The new coalition agreement in Germany – overview from labour law perspective
After the recent German parliamentary election, the members of the Federal Government in Germany, the Christian Democratic Union and the Social Democratic Party have agreed on a coalition agreement. It is likely that this agreement will form the basis for the federal political agenda in Germany over the next four years.

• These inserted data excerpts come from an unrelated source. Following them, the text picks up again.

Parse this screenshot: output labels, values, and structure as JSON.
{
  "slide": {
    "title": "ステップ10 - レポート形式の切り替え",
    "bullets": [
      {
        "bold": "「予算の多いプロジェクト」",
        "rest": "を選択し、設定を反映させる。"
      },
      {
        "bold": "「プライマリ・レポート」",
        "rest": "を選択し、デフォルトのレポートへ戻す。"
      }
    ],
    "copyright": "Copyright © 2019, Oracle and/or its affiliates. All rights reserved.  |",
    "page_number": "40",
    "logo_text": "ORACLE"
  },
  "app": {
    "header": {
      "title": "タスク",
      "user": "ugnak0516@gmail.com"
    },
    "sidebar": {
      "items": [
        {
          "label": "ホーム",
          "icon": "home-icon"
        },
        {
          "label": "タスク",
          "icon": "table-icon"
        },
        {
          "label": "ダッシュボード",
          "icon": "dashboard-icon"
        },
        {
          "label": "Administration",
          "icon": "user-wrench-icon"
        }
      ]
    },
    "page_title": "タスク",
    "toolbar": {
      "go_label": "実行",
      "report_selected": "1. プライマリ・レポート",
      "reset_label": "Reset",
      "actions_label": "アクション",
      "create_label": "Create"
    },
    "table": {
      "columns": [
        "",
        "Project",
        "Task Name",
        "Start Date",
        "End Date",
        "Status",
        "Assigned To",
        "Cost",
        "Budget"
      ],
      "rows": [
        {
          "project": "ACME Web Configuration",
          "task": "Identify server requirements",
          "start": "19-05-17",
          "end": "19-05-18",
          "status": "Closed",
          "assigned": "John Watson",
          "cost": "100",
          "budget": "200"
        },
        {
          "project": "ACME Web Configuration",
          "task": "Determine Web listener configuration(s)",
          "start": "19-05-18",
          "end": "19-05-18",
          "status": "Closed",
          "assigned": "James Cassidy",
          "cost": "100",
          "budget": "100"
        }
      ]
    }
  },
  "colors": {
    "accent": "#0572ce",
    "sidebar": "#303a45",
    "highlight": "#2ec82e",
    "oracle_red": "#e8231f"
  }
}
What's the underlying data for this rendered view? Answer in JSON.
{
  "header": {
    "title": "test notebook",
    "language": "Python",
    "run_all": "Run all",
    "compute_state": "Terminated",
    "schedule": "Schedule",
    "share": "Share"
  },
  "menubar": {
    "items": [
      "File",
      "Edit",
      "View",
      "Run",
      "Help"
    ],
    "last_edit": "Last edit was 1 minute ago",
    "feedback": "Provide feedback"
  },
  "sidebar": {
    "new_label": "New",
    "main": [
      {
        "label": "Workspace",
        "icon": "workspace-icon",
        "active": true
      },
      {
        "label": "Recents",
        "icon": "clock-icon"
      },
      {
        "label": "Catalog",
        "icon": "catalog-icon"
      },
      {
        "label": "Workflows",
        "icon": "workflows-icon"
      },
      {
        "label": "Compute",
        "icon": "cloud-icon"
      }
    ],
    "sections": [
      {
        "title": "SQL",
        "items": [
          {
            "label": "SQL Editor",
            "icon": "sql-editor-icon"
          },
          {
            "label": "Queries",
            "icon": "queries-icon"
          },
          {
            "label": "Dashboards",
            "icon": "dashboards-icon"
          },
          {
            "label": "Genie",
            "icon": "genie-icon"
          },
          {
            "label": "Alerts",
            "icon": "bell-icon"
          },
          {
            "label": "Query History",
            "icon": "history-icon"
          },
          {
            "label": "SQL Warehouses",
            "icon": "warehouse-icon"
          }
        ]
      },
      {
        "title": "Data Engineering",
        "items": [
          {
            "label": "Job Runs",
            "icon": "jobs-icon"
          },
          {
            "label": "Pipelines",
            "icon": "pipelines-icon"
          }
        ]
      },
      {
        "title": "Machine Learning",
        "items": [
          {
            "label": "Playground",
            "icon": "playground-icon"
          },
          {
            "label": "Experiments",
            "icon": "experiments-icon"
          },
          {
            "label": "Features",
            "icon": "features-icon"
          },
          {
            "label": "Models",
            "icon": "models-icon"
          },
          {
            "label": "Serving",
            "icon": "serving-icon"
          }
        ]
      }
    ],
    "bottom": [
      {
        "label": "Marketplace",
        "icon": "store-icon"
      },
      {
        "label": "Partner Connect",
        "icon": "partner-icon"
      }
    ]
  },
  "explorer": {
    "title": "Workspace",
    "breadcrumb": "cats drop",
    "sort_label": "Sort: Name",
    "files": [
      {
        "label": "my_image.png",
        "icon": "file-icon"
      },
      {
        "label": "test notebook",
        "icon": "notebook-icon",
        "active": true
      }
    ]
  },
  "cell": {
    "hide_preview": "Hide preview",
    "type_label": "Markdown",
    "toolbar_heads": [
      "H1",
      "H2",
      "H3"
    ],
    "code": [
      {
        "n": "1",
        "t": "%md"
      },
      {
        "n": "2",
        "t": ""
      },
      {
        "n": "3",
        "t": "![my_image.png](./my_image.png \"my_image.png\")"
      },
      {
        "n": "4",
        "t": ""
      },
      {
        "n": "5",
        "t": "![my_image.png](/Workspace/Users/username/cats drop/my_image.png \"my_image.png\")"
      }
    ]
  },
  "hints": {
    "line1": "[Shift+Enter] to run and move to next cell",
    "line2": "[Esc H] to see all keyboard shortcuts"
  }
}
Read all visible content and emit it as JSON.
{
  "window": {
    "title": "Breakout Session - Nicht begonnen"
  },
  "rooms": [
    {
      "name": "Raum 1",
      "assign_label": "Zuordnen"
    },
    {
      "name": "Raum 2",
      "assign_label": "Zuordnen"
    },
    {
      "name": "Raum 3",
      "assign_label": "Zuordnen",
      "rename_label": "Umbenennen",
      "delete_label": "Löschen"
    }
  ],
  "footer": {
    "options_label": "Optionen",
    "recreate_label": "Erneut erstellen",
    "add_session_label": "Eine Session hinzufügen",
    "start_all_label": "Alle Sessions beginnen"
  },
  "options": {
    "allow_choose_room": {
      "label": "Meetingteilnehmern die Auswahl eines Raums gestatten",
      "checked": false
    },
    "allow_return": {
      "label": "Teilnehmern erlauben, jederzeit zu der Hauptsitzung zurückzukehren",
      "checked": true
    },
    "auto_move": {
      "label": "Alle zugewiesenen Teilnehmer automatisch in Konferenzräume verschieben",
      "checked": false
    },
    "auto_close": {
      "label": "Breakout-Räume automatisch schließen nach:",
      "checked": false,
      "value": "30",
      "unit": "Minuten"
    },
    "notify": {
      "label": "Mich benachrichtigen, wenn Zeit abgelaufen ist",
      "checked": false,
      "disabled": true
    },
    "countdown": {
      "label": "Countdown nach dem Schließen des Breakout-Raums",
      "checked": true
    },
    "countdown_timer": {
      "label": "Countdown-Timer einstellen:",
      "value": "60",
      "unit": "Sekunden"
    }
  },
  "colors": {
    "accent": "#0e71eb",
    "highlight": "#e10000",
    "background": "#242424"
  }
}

The Coalition Government has made some important labour law decisions, which will affect many private companies in Germany. The implementation of a statutory minimum wage of €8,50 per hour, a statutory quota of 30% women on supervisory boards in private companies and new regulations for the employment of third party personnel (e.g. a work contractor (an entity providing services to the principal company) and temporary workers) have now been agreed upon under the coalition agreement.
- Statutory minimum wage
The implementation of a statutory minimum wage of €8,50 per hour will take effect from 2015. Collective bargaining agreements with lower minimum wages will only be possible for a transitional period of two years. A commission will meet on a regular basis to decide about future changes to the statutory minimum wage in Germany.
- Quota of women on supervisory boards in private companies
From 2016, there will be a fixed quota of at least 30% women on supervisory boards of stock market listed private companies and on supervisory boards of private companies, which are subject to full board level co-determination.
This statutory quota will apply to stock-market listed companies in Germany such as joint stock companies (AG), European joint stock companies (SE) and limited joint-stock partnerships (KGaA). The quota will also apply to companies, which are subject to mandatory board level co-determination under the German Co-determination Act, which includes joint stock companies, limited joint-stock partnerships, limited liability companies (GmbH) or co-operatives (Genossenschaften) with more than 2, 000 employees. The statutory quota is unlikely to apply to companies under the German One-Third Co-determination Act unless they are stock market listed. However, the final wording of the new law will be subject to additional changes in the legislative process.
- Work contractors and temporary workers
The Coalition Government also agreed to regulate the employment of third party personnel e.g. work contractors or temporary workers.
The engagement of work contractors will be restricted by new legislation. Sanctions for so called “sham service contracts” will be strengthened in order to prevent circumvention of employment relationships and mandatory employee rights. In cases of sham service contracts, the new legislation assumes that the work contractor’s employees have a direct employment relationship with the principal.
The assignment of temporary workers under the German Temporary Workers Act will be limited to a maximum period of 18 months, unless otherwise regulated by a collective bargaining agreement or works council agreement. Temporary workers shall also receive equal payment compared to the regular workforce of the principal employer if the assignment of the temporary worker exceeds 9 months.